Stimmt, und trotzdem werde ich deswegen überwacht werden, sollten wir das neue Gesetz annehmen.
Bestimmt nicht! Der Nachrichtendienst hat
wirklich andere Prioritäten. Nehmen wir Frankreich als Beispiel. Letzte Woche sagte Premierminister Manuel Valls, seine Dienste hätten 15'000 potenzielle Islamisten identifiziert. Sagen Sie mir bitte, wie
soll Valls mit seinen Mitteln 15'000 Menschen überwachen? Auch wenn man Daten aus der ganzen Welt
hätte, die man abhören und speichern könnte, ist es am Schluss der Mensch, der
sie auswerten muss. Wir alle wissen, wie wenig Mitarbeiter Markus Seiler hat, unser Chef des NDB. Sie können davon ausgehen, dass er Frau Roth nicht überwacht.
Herr
Seiler hat 300 Mitarbeiter. Die müssen aber nicht die per Kabelaufklärung gesammelten
Daten durchsuchen, das macht das Zentrum für elektronische Operationen der Armee für den NDB.
Richtig, aber wenn Sie da per Zufall hängen blieben, würden sich die Auswerter das anschauen und eine Triage machen. Die Informatiker würden feststellen, dass Sie eine Schweizerin und Journalistin sind, die bei watson arbeitet. Dann würde man Ihre Daten vernichten und nicht an den Nachrichtendienst weitergeben.
Klar, aber um dies abzuklären, hätte mindestens ein Mitarbeiter der Armee meine persönliche E-Mail-Kommunikation durchforstet. Sie müssen verstehen, dass mich das stört, um nicht vom Quellenschutz anzufangen, den ich nicht mehr garantieren könnte, weil ein Informatiker der Armee mitliest.
Frau Roth, Sie insistieren! Jetzt müssen Sie mir nur noch sagen, Sie wollen überwacht werden.
Wie bitte?
Nach der Fichen-Affäre 1990 hat das Verteidigungsdepartement viele Briefe von enttäuschten Bürgern erhalten, die sehr beleidigt waren, dass sie nicht fichiert worden sind. Sie dürfen sich nicht überbewerten. Sie sind für den Nachrichtendienst, der sich um die nationale Sicherheit kümmert, nicht interessant. Ausser Sie radikalisieren sich und treten in Kontakt mit gewissen Gefährdern, zum Beispiel in Frankreich oder Syrien. Dann wären Sie aber selber schuld, wenn man Sie näher anschauen würde.

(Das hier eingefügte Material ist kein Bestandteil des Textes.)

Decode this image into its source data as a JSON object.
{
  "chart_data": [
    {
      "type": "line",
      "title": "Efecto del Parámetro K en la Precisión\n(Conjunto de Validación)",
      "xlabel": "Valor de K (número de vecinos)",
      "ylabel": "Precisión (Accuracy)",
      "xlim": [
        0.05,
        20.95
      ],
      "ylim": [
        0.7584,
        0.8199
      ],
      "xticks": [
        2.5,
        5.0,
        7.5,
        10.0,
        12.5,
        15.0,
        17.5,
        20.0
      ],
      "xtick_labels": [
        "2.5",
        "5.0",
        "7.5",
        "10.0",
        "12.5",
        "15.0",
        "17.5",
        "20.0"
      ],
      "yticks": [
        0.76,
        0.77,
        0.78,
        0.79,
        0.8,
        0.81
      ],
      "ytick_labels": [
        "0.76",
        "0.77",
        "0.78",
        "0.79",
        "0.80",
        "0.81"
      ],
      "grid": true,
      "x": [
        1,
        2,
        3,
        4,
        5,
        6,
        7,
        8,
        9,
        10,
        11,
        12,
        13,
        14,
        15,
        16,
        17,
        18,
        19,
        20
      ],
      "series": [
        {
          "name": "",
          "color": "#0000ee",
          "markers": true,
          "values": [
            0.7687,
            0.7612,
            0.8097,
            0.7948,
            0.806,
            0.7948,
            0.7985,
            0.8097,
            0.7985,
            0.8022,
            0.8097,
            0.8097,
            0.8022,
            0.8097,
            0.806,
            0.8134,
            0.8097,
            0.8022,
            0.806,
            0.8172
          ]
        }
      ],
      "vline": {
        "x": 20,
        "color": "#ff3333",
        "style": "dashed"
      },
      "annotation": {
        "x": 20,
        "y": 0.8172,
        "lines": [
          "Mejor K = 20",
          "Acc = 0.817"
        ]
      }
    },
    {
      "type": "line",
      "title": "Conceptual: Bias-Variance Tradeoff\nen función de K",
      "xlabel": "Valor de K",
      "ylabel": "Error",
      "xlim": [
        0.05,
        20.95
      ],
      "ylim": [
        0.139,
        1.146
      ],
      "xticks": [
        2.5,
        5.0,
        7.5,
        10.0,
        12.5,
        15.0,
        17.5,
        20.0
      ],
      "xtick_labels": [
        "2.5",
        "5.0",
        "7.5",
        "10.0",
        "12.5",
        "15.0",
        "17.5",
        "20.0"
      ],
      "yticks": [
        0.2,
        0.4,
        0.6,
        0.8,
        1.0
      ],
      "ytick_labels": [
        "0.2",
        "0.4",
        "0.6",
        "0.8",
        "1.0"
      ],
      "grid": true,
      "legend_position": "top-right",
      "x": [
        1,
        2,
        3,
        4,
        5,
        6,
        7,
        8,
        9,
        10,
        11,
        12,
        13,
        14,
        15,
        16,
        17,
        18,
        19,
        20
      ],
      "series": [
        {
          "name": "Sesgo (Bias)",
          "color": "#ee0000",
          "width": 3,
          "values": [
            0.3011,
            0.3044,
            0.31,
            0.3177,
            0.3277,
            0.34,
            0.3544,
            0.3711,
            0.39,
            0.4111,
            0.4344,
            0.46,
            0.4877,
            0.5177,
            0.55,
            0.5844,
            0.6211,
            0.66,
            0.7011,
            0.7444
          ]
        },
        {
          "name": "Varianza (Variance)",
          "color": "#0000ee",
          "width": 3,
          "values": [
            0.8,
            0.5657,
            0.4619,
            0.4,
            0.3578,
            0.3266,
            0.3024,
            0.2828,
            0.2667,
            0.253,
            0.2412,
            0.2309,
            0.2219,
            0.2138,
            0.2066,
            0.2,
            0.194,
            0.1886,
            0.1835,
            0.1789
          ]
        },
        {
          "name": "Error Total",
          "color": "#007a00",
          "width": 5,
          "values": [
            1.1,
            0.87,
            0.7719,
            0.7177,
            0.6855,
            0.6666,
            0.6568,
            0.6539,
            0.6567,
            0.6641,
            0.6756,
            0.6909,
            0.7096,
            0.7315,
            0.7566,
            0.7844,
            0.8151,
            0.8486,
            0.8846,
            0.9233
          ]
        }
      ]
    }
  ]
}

Kontakt zu einem Chef-Terroristen? Interview mit dem sogenannten Islamischen Staat? Würde ich sofort machen!
Sie würden es aber nicht heimlich machen. Sie würden mit offenen Karten spielen. Indem Sie mit einem möglichen Terroristen reden, sind Sie selber noch lange nicht staatsgefährlich.
Der deutsche Soziologe Andrej Holm wurde jahrelang überwacht und dann mehrere Wochen ohne Anklage in U-Haft gesteckt, weil er über die falschen Fachbegriffe geschrieben und recherchiert hat.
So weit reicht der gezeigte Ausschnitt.